What was the moment when you felt haunted into writing this
memoir?
On some level I’ve been waiting to write this book for
years. Long before my mother died, even before our final estrangement, I knew I
wanted to write about our relationship and about the larger issue of family
estrangement—for myself, for the catharsis I hoped it would bring, and for
other people who might be going through similar experiences and who felt alone
with those feelings and problems.
Do you feel that you
personally changed in the writing?
One thing that changed for me in writing this was that I had
to—chose to—articulate to myself and on the page some of the inchoate thoughts and
feelings that had been swirling around in my head for my whole life. Another
thing was that I got to connect with so many other people who had struggled or
were struggling with estrangement, and that was intensely instructional and
liberating.
Did anything surprise
you in the writing?
What surprised me most, and continues to surprise me, is
just how common estrangement is. Pretty much everyone I’ve ever talked to about
it has mentioned a similar issue in their own family. Surprisingly often they
bring up core relationships—a mother or father they don’t speak to, a brother
who doesn’t speak to them. And just as often it’s the first time they’ve talked
to anyone outside their immediate family about it. There’s so much stigma and
shame around estrangement, and that isolates those of us who have been through
this.
Why do you think the
mother/daughter bond is so difficult, in particular? Do you think cultural
changes have made it more difficult or less?

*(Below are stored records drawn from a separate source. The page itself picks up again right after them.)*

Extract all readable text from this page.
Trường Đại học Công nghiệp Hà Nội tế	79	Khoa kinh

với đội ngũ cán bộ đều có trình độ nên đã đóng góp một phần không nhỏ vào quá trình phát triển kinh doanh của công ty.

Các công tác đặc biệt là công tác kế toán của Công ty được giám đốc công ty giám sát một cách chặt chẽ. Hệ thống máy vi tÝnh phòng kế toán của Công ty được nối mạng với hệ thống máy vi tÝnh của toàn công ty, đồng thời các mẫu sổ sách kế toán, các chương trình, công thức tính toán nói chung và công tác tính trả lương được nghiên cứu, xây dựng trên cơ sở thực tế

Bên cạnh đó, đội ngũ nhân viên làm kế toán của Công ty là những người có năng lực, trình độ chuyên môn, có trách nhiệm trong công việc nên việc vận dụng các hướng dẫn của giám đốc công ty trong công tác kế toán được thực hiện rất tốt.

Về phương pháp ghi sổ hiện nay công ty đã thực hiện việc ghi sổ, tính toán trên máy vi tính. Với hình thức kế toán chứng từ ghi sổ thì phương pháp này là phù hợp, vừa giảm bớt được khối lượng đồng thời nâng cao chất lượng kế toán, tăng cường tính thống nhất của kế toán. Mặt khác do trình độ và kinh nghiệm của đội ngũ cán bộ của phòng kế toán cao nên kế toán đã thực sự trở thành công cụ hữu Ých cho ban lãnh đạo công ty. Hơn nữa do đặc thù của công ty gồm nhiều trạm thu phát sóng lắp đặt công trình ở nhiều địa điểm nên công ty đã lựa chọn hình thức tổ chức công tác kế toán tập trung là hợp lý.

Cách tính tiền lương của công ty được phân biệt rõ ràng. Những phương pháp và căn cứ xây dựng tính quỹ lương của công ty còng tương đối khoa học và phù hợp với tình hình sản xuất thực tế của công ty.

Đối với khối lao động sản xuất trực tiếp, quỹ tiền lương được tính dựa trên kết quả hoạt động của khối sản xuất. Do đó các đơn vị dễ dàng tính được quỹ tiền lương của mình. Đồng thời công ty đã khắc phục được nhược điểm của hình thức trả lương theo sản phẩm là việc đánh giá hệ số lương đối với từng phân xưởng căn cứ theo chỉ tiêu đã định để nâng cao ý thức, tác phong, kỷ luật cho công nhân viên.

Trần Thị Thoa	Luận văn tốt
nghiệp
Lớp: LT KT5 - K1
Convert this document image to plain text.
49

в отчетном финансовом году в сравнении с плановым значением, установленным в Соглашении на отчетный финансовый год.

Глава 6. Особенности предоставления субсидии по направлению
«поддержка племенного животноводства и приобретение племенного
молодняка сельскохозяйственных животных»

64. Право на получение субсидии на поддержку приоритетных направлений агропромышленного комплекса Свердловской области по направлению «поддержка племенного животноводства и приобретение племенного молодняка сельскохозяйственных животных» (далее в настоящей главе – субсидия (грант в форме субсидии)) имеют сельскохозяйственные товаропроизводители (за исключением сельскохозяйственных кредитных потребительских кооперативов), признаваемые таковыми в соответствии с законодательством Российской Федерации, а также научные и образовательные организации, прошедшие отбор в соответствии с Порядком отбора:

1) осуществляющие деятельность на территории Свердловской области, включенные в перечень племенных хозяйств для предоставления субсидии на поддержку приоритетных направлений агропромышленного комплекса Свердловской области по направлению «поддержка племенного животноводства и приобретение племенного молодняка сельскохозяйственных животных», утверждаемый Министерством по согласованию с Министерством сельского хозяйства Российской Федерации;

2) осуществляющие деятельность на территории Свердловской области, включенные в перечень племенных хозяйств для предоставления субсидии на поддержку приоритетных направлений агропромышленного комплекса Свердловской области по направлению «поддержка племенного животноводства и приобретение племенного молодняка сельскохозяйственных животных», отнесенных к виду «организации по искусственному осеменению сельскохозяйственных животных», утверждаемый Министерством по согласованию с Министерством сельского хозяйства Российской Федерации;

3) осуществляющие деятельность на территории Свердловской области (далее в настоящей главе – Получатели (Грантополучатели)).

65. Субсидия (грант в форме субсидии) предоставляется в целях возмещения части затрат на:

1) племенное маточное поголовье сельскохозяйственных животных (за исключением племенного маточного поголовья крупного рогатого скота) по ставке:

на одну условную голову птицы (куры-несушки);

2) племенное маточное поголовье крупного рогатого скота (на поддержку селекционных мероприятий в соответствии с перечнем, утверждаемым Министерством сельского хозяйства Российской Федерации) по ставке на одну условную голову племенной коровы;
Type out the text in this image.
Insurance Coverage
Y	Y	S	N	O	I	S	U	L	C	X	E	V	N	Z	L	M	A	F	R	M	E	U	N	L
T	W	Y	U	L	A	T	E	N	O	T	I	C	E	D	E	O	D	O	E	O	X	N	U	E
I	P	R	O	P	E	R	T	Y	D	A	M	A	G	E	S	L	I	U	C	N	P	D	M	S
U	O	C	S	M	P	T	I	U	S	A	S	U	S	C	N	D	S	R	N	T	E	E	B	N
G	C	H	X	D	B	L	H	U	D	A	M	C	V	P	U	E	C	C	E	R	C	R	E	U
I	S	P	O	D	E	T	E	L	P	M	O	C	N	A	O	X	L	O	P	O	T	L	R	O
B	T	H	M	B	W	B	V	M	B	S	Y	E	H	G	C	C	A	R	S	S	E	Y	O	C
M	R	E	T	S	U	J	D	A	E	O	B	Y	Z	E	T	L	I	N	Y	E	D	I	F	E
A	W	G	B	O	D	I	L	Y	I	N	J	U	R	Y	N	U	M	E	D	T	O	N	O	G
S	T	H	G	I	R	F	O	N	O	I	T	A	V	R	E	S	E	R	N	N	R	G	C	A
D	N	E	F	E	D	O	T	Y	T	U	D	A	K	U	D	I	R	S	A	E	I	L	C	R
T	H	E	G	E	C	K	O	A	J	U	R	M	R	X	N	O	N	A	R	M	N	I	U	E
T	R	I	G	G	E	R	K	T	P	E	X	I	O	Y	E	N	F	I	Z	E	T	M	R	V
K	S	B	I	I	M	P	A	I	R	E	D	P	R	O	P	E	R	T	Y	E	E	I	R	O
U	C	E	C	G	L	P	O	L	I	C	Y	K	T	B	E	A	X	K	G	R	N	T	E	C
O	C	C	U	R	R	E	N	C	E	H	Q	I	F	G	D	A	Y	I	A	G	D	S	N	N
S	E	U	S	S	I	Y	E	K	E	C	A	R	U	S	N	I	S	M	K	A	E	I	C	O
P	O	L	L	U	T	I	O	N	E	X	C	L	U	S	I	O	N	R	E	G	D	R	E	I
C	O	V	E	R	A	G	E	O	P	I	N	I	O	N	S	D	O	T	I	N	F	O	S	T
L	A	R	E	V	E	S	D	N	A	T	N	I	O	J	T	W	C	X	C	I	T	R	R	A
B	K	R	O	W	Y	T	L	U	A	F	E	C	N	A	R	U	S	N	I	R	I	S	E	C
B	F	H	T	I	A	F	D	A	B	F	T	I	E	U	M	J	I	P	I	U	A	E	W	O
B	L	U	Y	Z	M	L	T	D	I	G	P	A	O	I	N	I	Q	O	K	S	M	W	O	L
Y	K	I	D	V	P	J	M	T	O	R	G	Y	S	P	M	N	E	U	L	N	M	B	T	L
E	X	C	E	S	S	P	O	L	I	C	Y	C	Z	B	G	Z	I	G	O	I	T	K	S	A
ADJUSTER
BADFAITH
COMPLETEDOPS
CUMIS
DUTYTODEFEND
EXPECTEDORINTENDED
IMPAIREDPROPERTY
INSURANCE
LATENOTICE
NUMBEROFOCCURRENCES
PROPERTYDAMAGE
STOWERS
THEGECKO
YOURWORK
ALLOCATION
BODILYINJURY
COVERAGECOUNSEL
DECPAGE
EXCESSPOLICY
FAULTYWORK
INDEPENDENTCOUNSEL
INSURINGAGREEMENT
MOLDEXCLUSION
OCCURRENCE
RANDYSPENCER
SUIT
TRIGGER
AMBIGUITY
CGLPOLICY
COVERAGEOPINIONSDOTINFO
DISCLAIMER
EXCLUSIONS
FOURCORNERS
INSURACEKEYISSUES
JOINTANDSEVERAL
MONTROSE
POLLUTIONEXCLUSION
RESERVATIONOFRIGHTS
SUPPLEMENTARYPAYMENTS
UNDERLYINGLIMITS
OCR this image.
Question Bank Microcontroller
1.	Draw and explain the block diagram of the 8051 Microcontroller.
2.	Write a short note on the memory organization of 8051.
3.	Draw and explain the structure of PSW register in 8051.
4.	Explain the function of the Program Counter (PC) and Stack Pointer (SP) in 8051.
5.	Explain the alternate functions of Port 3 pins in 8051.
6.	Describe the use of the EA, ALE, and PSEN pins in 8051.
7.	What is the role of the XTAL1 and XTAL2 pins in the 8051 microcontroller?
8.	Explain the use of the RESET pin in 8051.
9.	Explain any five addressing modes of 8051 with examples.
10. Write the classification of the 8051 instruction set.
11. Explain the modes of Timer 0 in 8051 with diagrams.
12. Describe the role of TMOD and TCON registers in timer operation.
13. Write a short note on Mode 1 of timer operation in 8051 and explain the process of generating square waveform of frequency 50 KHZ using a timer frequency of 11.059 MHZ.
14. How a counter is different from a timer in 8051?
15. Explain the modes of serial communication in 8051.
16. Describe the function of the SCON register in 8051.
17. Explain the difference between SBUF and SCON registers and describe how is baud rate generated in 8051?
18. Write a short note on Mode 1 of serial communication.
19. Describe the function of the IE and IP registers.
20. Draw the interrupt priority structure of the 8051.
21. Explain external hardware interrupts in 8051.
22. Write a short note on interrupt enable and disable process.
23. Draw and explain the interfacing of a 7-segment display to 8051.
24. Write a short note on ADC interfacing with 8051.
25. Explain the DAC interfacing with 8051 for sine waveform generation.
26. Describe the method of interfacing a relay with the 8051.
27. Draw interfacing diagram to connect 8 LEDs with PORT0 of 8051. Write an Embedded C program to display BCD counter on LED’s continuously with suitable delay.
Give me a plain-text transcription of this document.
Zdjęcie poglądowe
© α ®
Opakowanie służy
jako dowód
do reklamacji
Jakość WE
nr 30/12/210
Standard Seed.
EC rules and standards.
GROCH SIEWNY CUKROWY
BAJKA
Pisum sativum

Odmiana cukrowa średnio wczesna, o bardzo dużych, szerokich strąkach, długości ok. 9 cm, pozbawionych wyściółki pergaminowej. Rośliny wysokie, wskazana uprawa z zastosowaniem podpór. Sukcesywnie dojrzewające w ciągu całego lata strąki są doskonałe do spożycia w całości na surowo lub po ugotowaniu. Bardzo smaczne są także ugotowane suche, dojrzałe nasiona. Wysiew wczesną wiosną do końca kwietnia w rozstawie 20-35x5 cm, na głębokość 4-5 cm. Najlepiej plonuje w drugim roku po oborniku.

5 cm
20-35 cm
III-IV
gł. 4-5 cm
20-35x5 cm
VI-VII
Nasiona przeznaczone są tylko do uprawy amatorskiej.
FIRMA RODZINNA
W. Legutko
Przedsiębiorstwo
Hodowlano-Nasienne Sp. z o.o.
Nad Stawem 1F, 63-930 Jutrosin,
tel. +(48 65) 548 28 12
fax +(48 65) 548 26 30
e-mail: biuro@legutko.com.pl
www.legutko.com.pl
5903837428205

I think all of these close bonds
are difficult. Fathers and sons, mothers and daughters—we are social animals
who can’t live without these close relationships but sometimes can’t live with
them either.
We don’t get to choose our families, and it’s actually
surprising that sometimes being estranged actually frees you and makes for a
better life. But guilt, grief and regret still hang on. How do you learn to
live with that?
What a good and tough
question. I think everyone must find her own way to work through these issues.
For me it took a lot of repetition and years of very good therapy to help me
understand on a deep emotional level that a) I was better off estranged and b)
guilt just kept me enmeshed in a toxic situation. I do feel guilt and regret on
occasion, of course, like any other human being J, but they don’t plague me the
way they used to.
What's obsessing you
now and why?
What’s obsessing me
now is a story I hope will be my next book, which is about families that use
cannabis to help medically fragile kids. It’s a story about love—the love of
families that go against the medical mainstream and risk not just censure but
jail to help their children. These are kids and families that deal with
unbelievable obstacles and unimaginable situations. I’m deep in the reporting
for that and it’s intense and life-changing.